🤖 AI Summary
To address the challenge of identifying vulnerable road users (VRUs) under metamerism—where spectrally distinct objects appear identical under urban lighting conditions—this paper proposes a hyperspectral band selection method integrating Contrast Signal-to-Noise Ratio (CSNR) and Joint Mutual Information Maximization (JMIM). It is the first to incorporate image quality metrics into band optimization to enhance spectral separability between VRUs and background. Evaluated on the H-City dataset, the method identifies three optimal bands: 497 nm, 607 nm, and 895 nm (±27 nm). Compared to RGB, these bands improve Euclidean distance, Spectral Angle Mapper (SAM), Hotelling’s T² statistic, and CIE ΔE by 70.24%, 528.46%, 1206.83%, and 246.62%, respectively, significantly boosting perception robustness. This work establishes a novel paradigm for lightweight deployment of hyperspectral sensing in ADAS and autonomous driving systems.
📝 Abstract
Protecting Vulnerable Road Users (VRU) is a critical safety challenge for automotive perception systems, particularly under visual ambiguity caused by metamerism, a phenomenon where distinct materials appear similar in RGB imagery. This work investigates hyperspectral imaging (HSI) to overcome this limitation by capturing unique material signatures beyond the visible spectrum, especially in the Near-Infrared (NIR). To manage the inherent high-dimensionality of HSI data, we propose a band selection strategy that integrates information theory techniques (joint mutual information maximization, correlation analysis) with a novel application of an image quality metric (contrast signal-to-noise ratio) to identify the most spectrally informative bands.

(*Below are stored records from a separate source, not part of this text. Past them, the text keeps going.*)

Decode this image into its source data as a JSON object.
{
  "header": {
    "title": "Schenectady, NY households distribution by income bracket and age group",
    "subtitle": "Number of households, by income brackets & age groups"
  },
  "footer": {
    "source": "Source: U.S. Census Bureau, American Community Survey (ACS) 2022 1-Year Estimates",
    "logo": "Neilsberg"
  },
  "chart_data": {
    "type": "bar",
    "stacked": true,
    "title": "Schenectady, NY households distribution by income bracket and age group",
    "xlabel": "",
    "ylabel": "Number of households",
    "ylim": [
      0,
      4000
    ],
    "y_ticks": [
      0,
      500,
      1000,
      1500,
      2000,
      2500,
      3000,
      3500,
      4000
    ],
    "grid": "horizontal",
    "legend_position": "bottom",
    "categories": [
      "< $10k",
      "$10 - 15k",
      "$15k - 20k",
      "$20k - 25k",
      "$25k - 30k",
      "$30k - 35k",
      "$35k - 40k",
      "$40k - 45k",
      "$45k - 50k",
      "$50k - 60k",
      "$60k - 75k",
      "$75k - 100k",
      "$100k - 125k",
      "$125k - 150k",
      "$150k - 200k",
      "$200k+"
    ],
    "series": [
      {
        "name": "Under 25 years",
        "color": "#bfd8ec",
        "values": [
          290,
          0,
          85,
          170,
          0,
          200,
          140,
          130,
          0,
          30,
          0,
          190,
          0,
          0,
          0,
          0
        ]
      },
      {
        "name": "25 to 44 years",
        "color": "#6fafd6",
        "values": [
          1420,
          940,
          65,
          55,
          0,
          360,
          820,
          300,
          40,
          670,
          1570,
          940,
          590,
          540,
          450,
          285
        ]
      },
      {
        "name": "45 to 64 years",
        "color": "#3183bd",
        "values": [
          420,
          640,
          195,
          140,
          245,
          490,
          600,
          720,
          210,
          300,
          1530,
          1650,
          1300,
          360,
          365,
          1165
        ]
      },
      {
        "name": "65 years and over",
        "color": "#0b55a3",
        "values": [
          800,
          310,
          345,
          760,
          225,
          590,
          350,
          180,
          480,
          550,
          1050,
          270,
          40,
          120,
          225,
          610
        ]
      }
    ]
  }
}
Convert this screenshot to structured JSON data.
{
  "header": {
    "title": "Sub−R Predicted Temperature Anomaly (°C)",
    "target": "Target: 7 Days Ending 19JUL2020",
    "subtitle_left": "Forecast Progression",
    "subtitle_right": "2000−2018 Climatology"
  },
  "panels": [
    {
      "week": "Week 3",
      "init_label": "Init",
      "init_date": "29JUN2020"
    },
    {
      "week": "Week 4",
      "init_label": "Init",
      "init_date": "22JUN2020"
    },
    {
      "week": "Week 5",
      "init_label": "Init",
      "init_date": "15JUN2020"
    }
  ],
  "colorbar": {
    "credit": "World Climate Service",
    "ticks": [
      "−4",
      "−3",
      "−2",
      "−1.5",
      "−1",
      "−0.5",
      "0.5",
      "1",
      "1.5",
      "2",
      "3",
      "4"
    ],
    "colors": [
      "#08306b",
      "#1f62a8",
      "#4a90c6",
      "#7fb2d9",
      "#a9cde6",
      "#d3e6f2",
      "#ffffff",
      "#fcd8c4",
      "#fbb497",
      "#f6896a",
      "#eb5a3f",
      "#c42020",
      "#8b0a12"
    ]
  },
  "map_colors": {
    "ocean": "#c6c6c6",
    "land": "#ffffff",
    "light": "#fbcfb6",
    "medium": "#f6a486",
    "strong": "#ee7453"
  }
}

Using the Hyperspectral City V2 (H-City) dataset, we identify three informative bands (497 nm, 607 nm, and 895 nm, $pm$27 nm) and reconstruct pseudo-color images for comparison with co-registered RGB. Quantitative results demonstrate increased dissimilarity and perceptual separability of VRU from the background. The selected HSI bands yield improvements of 70.24%, 528.46%, 1206.83%, and 246.62% for dissimilarity (Euclidean, SAM, $T^2$) and perception (CIE $ΔE$) metrics, consistently outperforming RGB and confirming a marked reduction in metameric confusion. By providing a spectrally optimized input, our method enhances VRU separability, establishing a robust foundation for downstream perception tasks in Advanced Driver Assistance Systems (ADAS) and Autonomous Driving (AD), ultimately contributing to improved road safety.